Mademoiselle
Deux mois que je n’ai pas
bougé de mon coin. Je suis prostrée, là, depuis un temps interminable, si bien que j’imagine une fine pellicule de poussière recouvrir mon corps inerte.
La raison de cette petite mort se résume en un
mot : abandon.
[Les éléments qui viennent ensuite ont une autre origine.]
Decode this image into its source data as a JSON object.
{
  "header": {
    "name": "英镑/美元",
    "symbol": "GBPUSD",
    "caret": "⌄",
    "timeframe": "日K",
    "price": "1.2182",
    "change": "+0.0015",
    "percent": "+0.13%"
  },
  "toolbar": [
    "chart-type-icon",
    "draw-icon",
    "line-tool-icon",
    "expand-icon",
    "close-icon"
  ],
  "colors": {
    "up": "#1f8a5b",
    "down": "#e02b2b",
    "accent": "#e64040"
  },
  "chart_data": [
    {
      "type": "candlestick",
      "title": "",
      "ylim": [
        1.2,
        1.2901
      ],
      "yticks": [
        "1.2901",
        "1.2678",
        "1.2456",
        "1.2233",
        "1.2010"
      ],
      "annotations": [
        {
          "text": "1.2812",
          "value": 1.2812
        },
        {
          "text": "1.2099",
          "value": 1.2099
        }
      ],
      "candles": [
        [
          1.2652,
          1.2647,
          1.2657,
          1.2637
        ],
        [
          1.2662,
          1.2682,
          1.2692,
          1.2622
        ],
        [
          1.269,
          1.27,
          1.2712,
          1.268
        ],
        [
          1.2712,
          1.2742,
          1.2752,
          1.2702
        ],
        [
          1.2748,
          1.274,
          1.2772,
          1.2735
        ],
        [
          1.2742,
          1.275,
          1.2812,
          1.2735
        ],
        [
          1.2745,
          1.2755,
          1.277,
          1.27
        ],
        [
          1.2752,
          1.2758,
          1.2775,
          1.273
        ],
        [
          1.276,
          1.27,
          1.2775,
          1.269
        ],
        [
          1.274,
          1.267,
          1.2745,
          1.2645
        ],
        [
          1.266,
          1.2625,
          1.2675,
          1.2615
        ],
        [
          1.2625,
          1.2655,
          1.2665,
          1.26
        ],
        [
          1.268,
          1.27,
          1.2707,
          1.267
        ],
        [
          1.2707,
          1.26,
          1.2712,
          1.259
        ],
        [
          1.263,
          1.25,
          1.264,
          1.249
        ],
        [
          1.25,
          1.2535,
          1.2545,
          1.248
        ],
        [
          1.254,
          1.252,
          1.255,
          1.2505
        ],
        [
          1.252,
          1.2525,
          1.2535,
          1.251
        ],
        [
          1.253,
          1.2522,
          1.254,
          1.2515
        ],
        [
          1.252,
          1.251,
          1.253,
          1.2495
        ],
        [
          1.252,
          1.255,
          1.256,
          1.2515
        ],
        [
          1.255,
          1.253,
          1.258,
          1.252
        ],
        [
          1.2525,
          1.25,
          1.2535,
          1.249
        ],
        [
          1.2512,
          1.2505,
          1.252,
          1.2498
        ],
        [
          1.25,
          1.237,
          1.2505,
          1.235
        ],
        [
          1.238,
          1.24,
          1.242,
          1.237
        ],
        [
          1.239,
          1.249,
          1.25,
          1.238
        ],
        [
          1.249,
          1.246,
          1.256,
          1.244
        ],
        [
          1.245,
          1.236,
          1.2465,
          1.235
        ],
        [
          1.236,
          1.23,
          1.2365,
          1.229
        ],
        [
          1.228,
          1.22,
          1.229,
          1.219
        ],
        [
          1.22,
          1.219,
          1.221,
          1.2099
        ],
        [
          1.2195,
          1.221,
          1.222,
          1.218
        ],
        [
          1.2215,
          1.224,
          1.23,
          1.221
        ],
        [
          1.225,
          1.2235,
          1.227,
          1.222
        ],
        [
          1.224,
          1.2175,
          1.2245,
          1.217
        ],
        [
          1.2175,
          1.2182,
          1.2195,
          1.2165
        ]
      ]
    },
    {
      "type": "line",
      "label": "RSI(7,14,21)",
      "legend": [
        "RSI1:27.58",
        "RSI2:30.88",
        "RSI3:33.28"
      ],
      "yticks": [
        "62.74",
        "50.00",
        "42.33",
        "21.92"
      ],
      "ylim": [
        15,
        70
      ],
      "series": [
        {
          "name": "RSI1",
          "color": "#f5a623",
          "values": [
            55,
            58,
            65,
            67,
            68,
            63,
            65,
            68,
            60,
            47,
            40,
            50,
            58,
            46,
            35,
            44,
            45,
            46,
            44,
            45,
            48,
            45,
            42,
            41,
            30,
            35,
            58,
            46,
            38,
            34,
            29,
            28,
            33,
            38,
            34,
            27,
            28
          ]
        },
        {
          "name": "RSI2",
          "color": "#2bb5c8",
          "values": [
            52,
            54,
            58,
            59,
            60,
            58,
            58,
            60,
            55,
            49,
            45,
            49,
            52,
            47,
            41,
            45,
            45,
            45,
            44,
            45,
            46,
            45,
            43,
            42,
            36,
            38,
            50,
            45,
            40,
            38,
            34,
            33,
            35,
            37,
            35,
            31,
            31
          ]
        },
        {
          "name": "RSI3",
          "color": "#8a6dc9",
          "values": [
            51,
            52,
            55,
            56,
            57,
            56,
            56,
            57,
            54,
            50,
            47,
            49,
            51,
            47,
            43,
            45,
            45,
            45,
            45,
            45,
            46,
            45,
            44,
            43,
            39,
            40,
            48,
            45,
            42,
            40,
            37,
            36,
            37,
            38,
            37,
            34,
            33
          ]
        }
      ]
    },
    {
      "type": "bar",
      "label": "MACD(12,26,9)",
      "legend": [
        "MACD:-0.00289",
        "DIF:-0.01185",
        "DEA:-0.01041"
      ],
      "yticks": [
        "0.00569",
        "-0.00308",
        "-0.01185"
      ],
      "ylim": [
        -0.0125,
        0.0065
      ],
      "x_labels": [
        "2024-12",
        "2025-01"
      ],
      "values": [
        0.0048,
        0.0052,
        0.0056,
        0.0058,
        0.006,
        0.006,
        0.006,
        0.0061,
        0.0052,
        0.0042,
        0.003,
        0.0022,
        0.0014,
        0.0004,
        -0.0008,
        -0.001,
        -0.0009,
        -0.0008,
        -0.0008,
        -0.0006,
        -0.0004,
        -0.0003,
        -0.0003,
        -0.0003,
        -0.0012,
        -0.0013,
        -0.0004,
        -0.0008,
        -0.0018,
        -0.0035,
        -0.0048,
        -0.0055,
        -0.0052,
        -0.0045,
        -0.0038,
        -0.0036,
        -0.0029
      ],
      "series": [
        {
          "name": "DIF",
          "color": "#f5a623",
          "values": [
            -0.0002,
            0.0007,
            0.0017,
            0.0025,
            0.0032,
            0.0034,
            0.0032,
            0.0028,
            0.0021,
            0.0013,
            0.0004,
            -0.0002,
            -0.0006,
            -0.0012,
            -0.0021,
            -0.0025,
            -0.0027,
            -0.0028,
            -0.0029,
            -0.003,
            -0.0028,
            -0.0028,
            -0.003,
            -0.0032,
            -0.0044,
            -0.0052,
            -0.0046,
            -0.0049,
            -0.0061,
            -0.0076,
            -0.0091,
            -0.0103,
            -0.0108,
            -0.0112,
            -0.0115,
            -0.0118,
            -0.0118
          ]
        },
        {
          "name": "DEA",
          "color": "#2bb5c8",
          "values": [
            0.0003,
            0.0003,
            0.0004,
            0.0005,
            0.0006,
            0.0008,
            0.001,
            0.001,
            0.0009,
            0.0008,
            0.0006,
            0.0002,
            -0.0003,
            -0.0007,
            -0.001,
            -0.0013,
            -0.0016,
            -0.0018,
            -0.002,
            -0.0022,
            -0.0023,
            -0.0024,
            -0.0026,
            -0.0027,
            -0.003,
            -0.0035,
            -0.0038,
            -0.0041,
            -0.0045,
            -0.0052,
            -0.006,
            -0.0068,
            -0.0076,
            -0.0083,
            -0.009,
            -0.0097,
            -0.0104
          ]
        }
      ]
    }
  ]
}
Celui, qui depuis des années partageait mon quotidien a
disparu, comme ça, sans prévenir.
Mais pourquoi n’ai-je rien vu venir ?
N’y a t-il pas eu de
signes avant-coureurs pour m'y préparer?
Je fouille dans mes souvenirs sans relâche et je ne vois qu'amour, partage, émois et l'immense plaisir de former un couple harmonieux.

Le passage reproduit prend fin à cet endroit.